A sua construção iniciou-se em 1958 e foi inaugurado como Cineteatro Luísa Todi em 1960 pelo Presidente da República Américo Tomás. Neste ano comemorava-se o primeiro centenário da elevação de Setúbal a cidade. O primeiro filme a ser exibido nesta nova sala foi Os Dez Mandamentos de Cecil B. de Mille.



Em 1990 este edifício passou a ser propriedade da Câmara Municipal, tendo beneficiado de vários investimentos de modo a que o espaço fosse modernizado, como também houvesse uma melhoria da qualidade do serviço cultural prestado.

Em 2009 foi iniciado um projecto de remodelação, concebido por Paulo Ramos e Cidália Worm do Gabinete ETU - Espaço, Tempo e Utopia, a partir de um plano desenvolvido pelo arquitecto municipal Sérgio Dias. 

Este espaço voltou a abrir portas em 2012 completamente modernizado e dotado de uma panóplia de valências necessárias para acolher diversos eventos e diferentes estilos artísticos, como também congressos e seminários. A distinta traça arquitectónica de 1960 manteve-se, sendo considerada uma das imagens de marca da cidade.

Neste actual edifício existe: um foyer com espaços de exposição, área de venda de merchandising e bengaleiro, que dá acesso à bilheteira e ao elevador que serve o balcão; um playground para crianças que serve para entreter as crianças durante os espectáculos; uma cafetaria localizada na entrada para a sala principal; uma escultura evocativa de Luísa Todi, composta por dois elementos localizado no exterior e interior do edifício  da autoria de Sérgio Vicente.

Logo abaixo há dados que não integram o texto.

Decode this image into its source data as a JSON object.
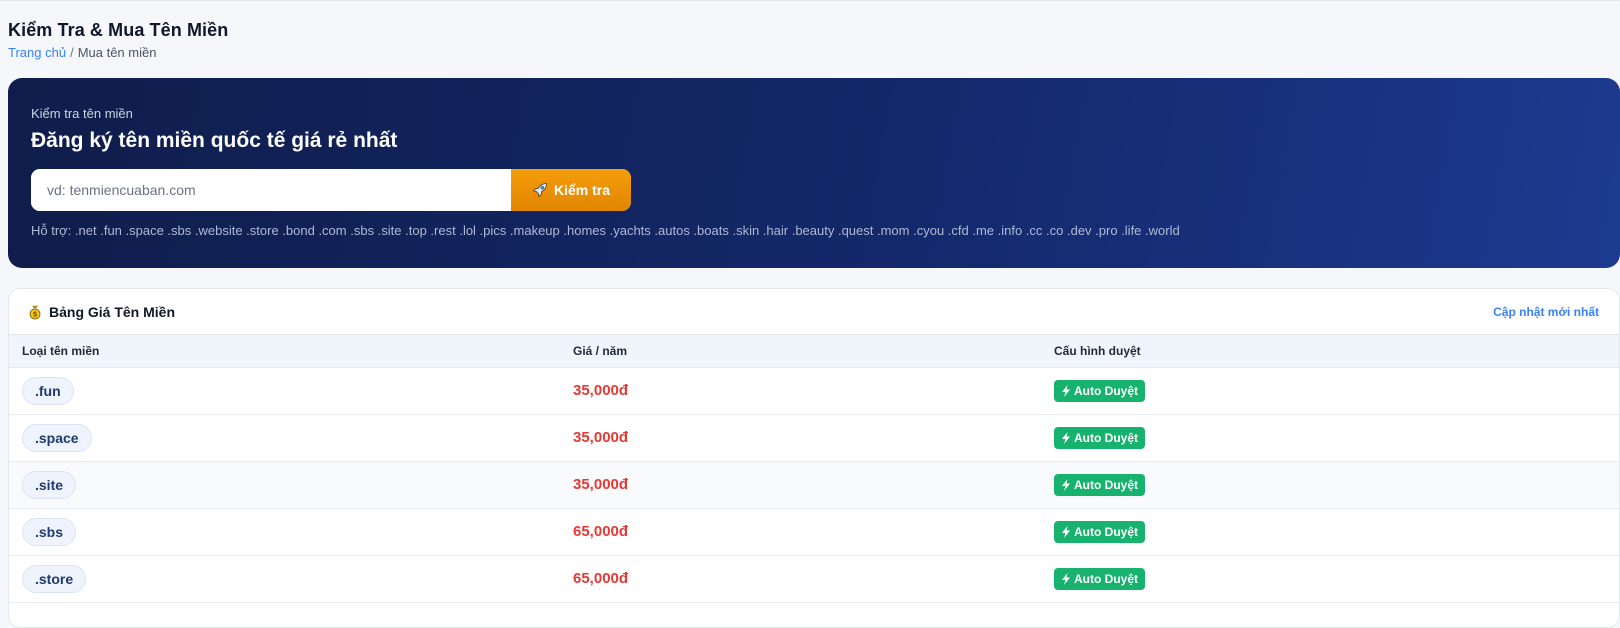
{
  "header": {
    "title": "Kiểm Tra & Mua Tên Miền",
    "breadcrumb": {
      "home": "Trang chủ",
      "separator": "/",
      "current": "Mua tên miền"
    }
  },
  "hero": {
    "eyebrow": "Kiểm tra tên miền",
    "heading": "Đăng ký tên miền quốc tế giá rẻ nhất",
    "search": {
      "placeholder": "vd: tenmiencuaban.com",
      "value": ""
    },
    "button_label": "Kiểm tra",
    "button_icon": "rocket-icon",
    "support_text": "Hỗ trợ: .net .fun .space .sbs .website .store .bond .com .sbs .site .top .rest .lol .pics .makeup .homes .yachts .autos .boats .skin .hair .beauty .quest .mom .cyou .cfd .me .info .cc .co .dev .pro .life .world"
  },
  "price_table": {
    "title": "Bảng Giá Tên Miền",
    "title_icon": "moneybag-icon",
    "update_link": "Cập nhật mới nhất",
    "columns": [
      "Loại tên miền",
      "Giá / năm",
      "Cấu hình duyệt"
    ],
    "rows": [
      {
        "ext": ".fun",
        "price": "35,000đ",
        "config": "Auto Duyệt"
      },
      {
        "ext": ".space",
        "price": "35,000đ",
        "config": "Auto Duyệt"
      },
      {
        "ext": ".site",
        "price": "35,000đ",
        "config": "Auto Duyệt"
      },
      {
        "ext": ".sbs",
        "price": "65,000đ",
        "config": "Auto Duyệt"
      },
      {
        "ext": ".store",
        "price": "65,000đ",
        "config": "Auto Duyệt"
      }
    ]
  },
  "colors": {
    "hero_start": "#0f1d4a",
    "hero_end": "#1c3a8f",
    "accent_orange": "#f59e0b",
    "price_red": "#e53935",
    "badge_green": "#16b26e",
    "link_blue": "#3b82f6"
  }
}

Possui uma sala principal capaz de acolher grandes espectáculos, como também congressos, seminários, colóquios, etc., forrada a madeira para proporcionar as melhores condições de acústica. Esta sala tem uma lotação de 634 lugares, sendo 398 lugares na plateia (inclinada e adaptada para pessoas com mobilidade reduzida) e 236 lugares no balcão; 





Uma sala multiusos que serve para acolher espectáculos mais intimistas e que se localiza no topo do edifício, tendo como pano de fundo vistas panorâmicas sobre a cidade e o rio. Quando não serve para espectáculos, funciona como café/casa de chá com lotação para 132 lugares na plateia e 60 para o café-concerto.





Deixando a avenida principal da cidade, chega-se à Rua António Manuel Gamito e encontra-se o Cinema Charlot, uma pequena sala de cinema que foi adquirida pela Autarquia em 1998, reabrindo em 2000 após obras de remodelação. Desde aí tem se registado uma boa afluência a este espaço, estimando-se o número de 226 mil espectadores em sessões regulares de cinema.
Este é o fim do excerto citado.